Она-то попервоначалу рыпалась, сбежать пыталась, да Лось ее так отлупил пару раз — стала как шелковая: что Лось велит, он еще и сказать не успел, а она уже бежит делать. И сапоги ему снимает, и косяки крутит. Так до чего дошло — портянки . ему стирает! Лось в жизни портянок не стирал, носил, пока одна рвань останется, а тут при бабе этой стал как барин: чуть не каждую неделю портянки свежие!
— Ну, это уж она мужика разбаловала!
— А попробуй она его не разбалуй — как что не по нем, сразу в морду.
— Так ее Васька вместе с американцем привез? Она что, тоже американка?
— Да нет, какое там! Своя баба, наша, матом иной раз так запустит — заслушаешься! А с американцем этим у нее что-то, видать, было: она его если увидит, то шипит, как масло на сковородке, иначе как козлом его и не называет.
— А как этот америкашка здесь живет? —Он ведь небось ничего и не умеет?
— Да попервости совсем ничего не умел, чуть было не пропал у нас.
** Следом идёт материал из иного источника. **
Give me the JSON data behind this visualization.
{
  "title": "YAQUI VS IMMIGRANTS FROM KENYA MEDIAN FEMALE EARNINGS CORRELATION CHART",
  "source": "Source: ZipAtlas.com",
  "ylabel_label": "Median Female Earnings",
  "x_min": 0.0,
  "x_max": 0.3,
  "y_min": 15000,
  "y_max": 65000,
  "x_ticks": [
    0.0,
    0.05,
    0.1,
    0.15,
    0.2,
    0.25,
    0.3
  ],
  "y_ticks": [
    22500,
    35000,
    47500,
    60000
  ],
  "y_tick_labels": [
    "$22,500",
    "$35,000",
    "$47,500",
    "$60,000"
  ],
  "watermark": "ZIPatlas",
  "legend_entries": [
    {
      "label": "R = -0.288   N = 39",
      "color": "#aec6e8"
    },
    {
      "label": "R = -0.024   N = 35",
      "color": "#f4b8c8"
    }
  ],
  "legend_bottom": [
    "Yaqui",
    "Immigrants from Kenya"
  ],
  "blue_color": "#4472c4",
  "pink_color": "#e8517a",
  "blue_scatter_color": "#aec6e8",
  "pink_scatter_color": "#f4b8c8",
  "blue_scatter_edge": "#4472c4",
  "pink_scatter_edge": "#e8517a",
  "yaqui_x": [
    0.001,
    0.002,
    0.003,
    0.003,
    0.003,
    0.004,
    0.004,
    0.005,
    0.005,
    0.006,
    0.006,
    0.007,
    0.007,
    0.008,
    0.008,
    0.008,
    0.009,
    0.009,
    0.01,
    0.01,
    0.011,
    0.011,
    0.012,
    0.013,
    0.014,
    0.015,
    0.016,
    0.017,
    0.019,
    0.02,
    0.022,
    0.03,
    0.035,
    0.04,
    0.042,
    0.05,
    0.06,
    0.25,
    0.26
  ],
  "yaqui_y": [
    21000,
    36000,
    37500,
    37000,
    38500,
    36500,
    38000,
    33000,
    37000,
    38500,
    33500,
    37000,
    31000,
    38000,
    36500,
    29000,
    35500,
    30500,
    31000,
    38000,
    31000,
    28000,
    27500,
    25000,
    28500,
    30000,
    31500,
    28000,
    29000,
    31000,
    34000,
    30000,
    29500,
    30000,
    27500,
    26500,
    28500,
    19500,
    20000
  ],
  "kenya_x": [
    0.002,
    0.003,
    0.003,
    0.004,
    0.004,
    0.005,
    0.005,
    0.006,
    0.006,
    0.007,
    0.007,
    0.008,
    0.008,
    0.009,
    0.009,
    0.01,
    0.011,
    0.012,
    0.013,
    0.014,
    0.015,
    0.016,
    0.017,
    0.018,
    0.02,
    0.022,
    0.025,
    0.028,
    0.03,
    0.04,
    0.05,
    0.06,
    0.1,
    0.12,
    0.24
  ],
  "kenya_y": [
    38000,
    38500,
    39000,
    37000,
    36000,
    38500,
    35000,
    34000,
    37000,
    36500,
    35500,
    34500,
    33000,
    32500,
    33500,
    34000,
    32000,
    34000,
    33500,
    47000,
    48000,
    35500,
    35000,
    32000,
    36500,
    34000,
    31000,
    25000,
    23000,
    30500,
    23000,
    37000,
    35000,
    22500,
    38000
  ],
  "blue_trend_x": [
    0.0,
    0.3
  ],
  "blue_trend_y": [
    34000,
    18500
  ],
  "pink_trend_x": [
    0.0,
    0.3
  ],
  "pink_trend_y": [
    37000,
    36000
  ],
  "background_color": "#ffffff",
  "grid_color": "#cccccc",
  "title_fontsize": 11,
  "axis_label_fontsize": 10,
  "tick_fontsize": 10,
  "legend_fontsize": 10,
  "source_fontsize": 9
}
Так мужики пожалели, помереть не дали. Я и сам его пару раз покормил. А потом научился кое-как, к Фонарю прибился, что найдет, ему сразу тащит, а Фонарь его за это кормит.
— А чего же он в свою Америку не возвращается, раз у него там дом на десять сортиров?
— Да, видно, боится чего-то, натворил тут у нас дел. А потом у него Митрич, таракан старый, в первый день карманы обобрал и попер все его документы американские. Теперь, говорит, ты мне за них тыщу баксов должен, а иначе тебе своей Америки не видать!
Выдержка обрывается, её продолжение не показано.